"Knife catching" in trading is a risky strategy in which a trader attempts to buy an asset during a sharp price drop, hoping for a quick rebound and reversal.
The name sounds scary, and for good reason: if you guess the moment of reversal, you can get a quick profit. But if the price continues to fall, instead of earning, you will get "cuts" in the form of losses.
What does it mean to "catch knives"?
Imagine that the price of Bitcoin has sharply dropped from $100,000 to $98,000. The trader decides that this is the perfect moment to buy, as they believe the price will only drop for a short time and will soon start to rise.
However, the reality may be different: the price may continue to fall, say, to $95,000. In this case, the trader "cut themselves" because they bought too early and lost money.
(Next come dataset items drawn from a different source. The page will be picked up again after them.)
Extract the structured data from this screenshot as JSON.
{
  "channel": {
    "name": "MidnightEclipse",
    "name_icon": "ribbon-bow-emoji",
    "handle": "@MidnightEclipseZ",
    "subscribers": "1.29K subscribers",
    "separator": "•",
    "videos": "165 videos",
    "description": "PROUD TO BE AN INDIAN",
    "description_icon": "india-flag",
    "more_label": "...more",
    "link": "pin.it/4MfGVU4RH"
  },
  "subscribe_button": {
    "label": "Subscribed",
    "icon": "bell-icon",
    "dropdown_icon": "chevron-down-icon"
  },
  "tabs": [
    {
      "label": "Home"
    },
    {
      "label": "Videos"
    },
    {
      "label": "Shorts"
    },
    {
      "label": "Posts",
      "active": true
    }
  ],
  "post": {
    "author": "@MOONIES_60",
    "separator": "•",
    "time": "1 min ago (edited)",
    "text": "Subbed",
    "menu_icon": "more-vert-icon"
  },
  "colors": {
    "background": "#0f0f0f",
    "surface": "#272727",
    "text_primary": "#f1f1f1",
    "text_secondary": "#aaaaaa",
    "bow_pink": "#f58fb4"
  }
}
Why is catching knives so dangerous?
1. It is impossible to accurately determine the bottom:
The market can continue to fall, even if it seems to be "oversold."
2. Sharp movements increase risk:
In cryptocurrency, there are often situations where after an initial drop, there is another, even stronger one.
3. Emotional decision-making:
Many try to "catch knives" out of fear of missing an opportunity, but instead end up with large losses.
When can catching knives be successful?
Catching knives can work if you:
1. Understand the market:
Know where the support levels are (price levels at which the asset often bounces).
2. Use volumes:
If trading volumes increase during a drop, this may indicate that buyers are ready to support the price.
3. Set a stop-loss:
This is an automatic loss limitation. For example, you bought Bitcoin at $98,000 and set a stop-loss at $97,500. If the price continues to fall, your position will close automatically to minimize losses.
Where is knife catching applied? (Yes, yes... not just in securities)
1. Spot trading:
The safest option. You buy the asset (for example, Bitcoin) and hold it until the price recovers.
Suitable for long-term investors.
2. Margin trading:
Leveraged capital is used. You can buy more, but if the price continues to fall, you risk losing everything you invested.
3. Futures:
The most risky option. If you use leverage (for example, 10x), even a small movement against your position can lead to liquidation.
How to catch knives safely?
1. Wait for signs of reversal:
For example, when the price stops at a support level and starts to rise.
2. Buy in parts:
Split the amount into several parts and buy gradually to reduce risk.
3. Set a stop-loss:
Limit losses if the price continues to fall.
4. Monitor volumes:
If volumes start to increase at the support level, it may indicate the emergence of large buyers.
Catching knives is a strategy for experienced traders who can analyze the market and manage risks. Beginners should avoid such situations or practice with minimal amounts.
The main rule: do not buy on emotions and always be prepared for the market to go against you.
P.S.
You can engage in "catching knives" on Binance, but it depends on the chosen type of trading.
Examples:
1. Spot trading:
You buy cryptocurrency directly with your funds.
This is the least risky way to catch knives, as even if the price continues to fall, you can simply wait for the market to recover.
Example:
Bitcoin drops from $100,000 to $98,000.
You buy on the spot market, hoping that the price will bounce.
If the price continues to fall, the asset stays with you, and you wait for growth.
2. Margin trading:
Here you use borrowed funds to increase your position.
This is riskier, as a sharp decline may lead to losing your entire collateral.
Example:
You buy Bitcoin at $98,000 using 3x leverage.
If the price drops, for example, to $95,000, the system may liquidate your position.
3. Futures trading:
On Binance Futures, you can catch knives by opening long positions (betting on growth).
This is the riskiest way since the use of leverage (for example, 10x) increases the likelihood of liquidation.
Example:
Bitcoin drops to $98,000, and you open a long with leverage.
If the price continues to fall, you can quickly lose your entire deposit.
What tools on Binance can help?
1. Chart in the trading interface:
Use candlestick charts and mark support levels where the price may stop.
This will help determine possible points for "catching knives."
2. Indicators:
Volumes: an increase in volumes during a drop may indicate buyer interest.
Fibonacci Retracement: helps to identify levels where the price may reverse.
3. Stop-losses
Important: Catching knives is a risky strategy, and you need to be especially careful due to the volatility of cryptocurrencies.